Renzo has continued to collaborate with many other musicians from countries such as Turkey and Argentina, especially if they are rooted in rhythmic music.

“I now work on two different levels, on world music, and on the other more contemporary setting with people like Francesca. I am also working with composers from Queen’s University in Belfast. I dedicate my time completely to my music; in fact I don’t have time for anything else, even if I wanted to! On a local level, I’m pleased that I’m getting more recognition now. I felt so good after I did my solo performance two years ago, all I wanted was to just fill up 100 seats at St James and I would have been happy – but I ended up having to do repeat performances. Eventually, I had to tell them to stop because I couldn’t continue. I only repeated the performance again during the Caravaggio exhibit when I was asked to do it again. Whereas before, my type of music used to only attract a limited audience, things have now really changed.”
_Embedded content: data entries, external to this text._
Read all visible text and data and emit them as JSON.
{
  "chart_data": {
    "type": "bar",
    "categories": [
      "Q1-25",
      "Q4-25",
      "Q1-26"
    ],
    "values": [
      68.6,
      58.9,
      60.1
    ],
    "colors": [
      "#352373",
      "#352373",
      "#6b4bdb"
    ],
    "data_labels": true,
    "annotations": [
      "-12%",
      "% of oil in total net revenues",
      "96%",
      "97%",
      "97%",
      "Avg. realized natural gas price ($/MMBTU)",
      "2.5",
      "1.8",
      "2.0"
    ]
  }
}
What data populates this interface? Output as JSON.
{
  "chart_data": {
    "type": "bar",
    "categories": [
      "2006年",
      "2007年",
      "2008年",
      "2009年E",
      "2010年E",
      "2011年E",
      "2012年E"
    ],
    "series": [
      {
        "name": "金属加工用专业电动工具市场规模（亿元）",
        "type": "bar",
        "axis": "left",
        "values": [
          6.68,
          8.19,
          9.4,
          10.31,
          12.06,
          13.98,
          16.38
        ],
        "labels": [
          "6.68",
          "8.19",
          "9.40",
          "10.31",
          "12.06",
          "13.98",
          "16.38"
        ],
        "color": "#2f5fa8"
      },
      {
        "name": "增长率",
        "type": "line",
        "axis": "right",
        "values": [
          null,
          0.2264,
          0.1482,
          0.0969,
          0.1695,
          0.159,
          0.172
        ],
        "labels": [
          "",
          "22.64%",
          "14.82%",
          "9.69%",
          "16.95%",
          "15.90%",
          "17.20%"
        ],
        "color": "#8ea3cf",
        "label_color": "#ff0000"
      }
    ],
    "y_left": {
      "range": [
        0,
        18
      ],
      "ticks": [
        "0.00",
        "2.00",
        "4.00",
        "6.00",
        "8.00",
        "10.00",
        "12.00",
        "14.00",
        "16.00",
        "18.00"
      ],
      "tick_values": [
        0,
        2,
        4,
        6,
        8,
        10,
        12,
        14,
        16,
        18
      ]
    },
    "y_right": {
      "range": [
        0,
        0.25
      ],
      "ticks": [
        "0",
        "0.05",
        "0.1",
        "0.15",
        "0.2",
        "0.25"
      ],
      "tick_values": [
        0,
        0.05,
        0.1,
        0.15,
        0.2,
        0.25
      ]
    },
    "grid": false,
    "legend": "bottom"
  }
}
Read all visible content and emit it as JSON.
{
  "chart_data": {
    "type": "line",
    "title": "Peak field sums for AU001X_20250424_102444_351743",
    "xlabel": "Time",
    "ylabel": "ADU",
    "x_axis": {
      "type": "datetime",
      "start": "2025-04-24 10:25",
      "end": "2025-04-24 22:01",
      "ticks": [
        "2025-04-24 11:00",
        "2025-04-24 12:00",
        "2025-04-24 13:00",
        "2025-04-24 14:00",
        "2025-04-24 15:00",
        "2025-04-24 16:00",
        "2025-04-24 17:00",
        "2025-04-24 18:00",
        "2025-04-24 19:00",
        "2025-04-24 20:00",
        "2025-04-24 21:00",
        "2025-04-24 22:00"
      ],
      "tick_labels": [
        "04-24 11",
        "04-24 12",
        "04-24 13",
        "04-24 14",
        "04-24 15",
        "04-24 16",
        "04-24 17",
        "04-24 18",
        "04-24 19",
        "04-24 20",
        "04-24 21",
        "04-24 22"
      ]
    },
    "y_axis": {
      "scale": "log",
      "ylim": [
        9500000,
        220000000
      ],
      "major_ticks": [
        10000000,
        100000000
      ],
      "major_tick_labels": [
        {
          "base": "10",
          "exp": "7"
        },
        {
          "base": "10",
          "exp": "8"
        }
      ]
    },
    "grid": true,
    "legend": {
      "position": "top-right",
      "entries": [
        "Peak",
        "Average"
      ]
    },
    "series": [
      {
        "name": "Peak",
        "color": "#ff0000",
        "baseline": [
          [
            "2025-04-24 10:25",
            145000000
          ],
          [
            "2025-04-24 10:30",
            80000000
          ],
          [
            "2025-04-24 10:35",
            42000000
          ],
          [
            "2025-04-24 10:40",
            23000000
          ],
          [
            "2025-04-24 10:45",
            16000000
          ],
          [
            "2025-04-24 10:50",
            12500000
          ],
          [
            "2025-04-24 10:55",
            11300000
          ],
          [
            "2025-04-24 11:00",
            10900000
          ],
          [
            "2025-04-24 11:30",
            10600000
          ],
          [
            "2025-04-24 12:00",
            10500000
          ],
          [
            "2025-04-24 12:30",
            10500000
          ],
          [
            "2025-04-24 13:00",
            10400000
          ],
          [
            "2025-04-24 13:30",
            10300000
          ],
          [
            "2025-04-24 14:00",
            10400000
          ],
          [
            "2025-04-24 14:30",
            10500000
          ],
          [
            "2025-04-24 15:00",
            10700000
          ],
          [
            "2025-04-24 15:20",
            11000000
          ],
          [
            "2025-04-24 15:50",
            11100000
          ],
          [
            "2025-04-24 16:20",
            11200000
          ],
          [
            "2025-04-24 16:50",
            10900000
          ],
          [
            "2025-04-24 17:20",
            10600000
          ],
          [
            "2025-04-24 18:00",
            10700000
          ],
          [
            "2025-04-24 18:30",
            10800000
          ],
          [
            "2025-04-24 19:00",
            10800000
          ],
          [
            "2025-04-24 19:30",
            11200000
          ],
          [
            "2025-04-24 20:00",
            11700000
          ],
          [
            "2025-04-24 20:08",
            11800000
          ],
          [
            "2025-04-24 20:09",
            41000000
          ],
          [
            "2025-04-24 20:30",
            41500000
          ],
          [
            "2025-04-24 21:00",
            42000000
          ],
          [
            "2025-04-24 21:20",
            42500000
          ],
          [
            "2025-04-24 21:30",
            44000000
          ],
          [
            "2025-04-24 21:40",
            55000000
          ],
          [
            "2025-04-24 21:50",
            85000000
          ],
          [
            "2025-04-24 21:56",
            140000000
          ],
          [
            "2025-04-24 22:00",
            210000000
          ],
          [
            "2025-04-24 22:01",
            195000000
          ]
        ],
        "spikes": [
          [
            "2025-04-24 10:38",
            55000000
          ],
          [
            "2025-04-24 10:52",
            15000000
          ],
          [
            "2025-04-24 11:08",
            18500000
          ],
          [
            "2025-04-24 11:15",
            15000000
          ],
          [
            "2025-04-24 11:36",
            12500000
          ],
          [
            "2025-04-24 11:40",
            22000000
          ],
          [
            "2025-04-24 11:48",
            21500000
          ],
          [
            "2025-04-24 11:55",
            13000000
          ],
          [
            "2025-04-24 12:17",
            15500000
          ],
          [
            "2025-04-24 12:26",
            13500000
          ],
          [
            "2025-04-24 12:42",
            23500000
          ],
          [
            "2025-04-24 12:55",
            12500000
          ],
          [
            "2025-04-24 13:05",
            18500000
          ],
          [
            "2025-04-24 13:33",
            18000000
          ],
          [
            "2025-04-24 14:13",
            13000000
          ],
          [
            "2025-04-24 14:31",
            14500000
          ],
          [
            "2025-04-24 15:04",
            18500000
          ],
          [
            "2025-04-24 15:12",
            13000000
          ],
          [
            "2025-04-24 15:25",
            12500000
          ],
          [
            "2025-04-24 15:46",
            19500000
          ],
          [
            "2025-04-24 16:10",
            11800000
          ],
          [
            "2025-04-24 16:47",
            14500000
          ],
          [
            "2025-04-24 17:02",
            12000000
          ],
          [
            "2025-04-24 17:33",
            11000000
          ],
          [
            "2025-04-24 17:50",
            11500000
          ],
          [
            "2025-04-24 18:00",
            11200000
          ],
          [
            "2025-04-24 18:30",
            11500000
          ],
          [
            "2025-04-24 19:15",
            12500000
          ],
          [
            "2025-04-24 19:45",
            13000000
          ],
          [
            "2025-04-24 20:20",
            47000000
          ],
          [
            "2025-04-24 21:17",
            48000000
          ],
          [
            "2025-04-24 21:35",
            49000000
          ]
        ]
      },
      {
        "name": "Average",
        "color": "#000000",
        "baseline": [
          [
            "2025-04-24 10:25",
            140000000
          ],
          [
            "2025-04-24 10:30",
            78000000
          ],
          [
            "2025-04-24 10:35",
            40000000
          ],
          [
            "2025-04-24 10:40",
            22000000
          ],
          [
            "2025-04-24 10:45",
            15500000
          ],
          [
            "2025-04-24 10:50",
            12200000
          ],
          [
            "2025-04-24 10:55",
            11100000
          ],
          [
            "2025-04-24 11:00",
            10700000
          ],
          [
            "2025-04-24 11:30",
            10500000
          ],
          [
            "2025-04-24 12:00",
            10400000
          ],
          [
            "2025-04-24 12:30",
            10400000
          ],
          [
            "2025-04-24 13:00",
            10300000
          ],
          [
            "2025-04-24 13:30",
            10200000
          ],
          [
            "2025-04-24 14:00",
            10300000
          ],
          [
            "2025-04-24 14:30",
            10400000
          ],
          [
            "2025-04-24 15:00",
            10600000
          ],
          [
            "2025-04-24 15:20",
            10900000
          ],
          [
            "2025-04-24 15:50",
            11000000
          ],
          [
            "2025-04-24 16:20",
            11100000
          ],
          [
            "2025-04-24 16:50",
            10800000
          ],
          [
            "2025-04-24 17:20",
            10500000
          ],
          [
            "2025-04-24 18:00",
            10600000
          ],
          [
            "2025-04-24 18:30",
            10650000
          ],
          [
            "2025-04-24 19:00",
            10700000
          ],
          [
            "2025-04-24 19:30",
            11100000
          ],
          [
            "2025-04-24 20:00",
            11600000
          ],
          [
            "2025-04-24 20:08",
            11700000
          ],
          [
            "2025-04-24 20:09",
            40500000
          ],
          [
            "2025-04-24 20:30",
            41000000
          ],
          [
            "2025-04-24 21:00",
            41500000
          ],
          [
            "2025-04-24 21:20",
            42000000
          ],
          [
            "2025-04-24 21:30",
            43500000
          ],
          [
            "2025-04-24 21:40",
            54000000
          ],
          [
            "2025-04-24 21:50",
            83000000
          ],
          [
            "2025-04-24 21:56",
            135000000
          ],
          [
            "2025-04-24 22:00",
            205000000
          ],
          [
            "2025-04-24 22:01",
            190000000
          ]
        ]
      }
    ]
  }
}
He agrees that, unfortunately, the work of local artists is sometimes only validated and appreciated if they go abroad or collaborate with foreigners. There is the feeling that, “ah then, he must be good…”

“When you bring foreign musicians to play here and local audiences see the collaboration between Maltese and foreigners it is always a bonus, and frankly, it gives it a boost. It shouldn’t be that way, but it is.”

Renzo will be performing two pieces live with Francesca’s group. The first piece is made up of three movements – the first two heavily influenced by composer John Cage which he wrote for prepared piano. He devised this by throwing bolts and pieces of paper onto the piano strings to give it an unorthodox percussive sound, and Renzo has adapted it as a piece to be played on percussion.

The third movement is his own

original work.

For the second piece Poetry in Motion, he started with a pencil scratching on paper which was then developed into more rhythmic effects. He also employed his own voice in this. Some pieces were developed while watching the dancers rehearsing, during which he found himself being influenced by their movement and presence.

"The dancers and I have come to know each other quite well because of our travels together, so this has helped our collaboration even more," Renzo says in conclusion.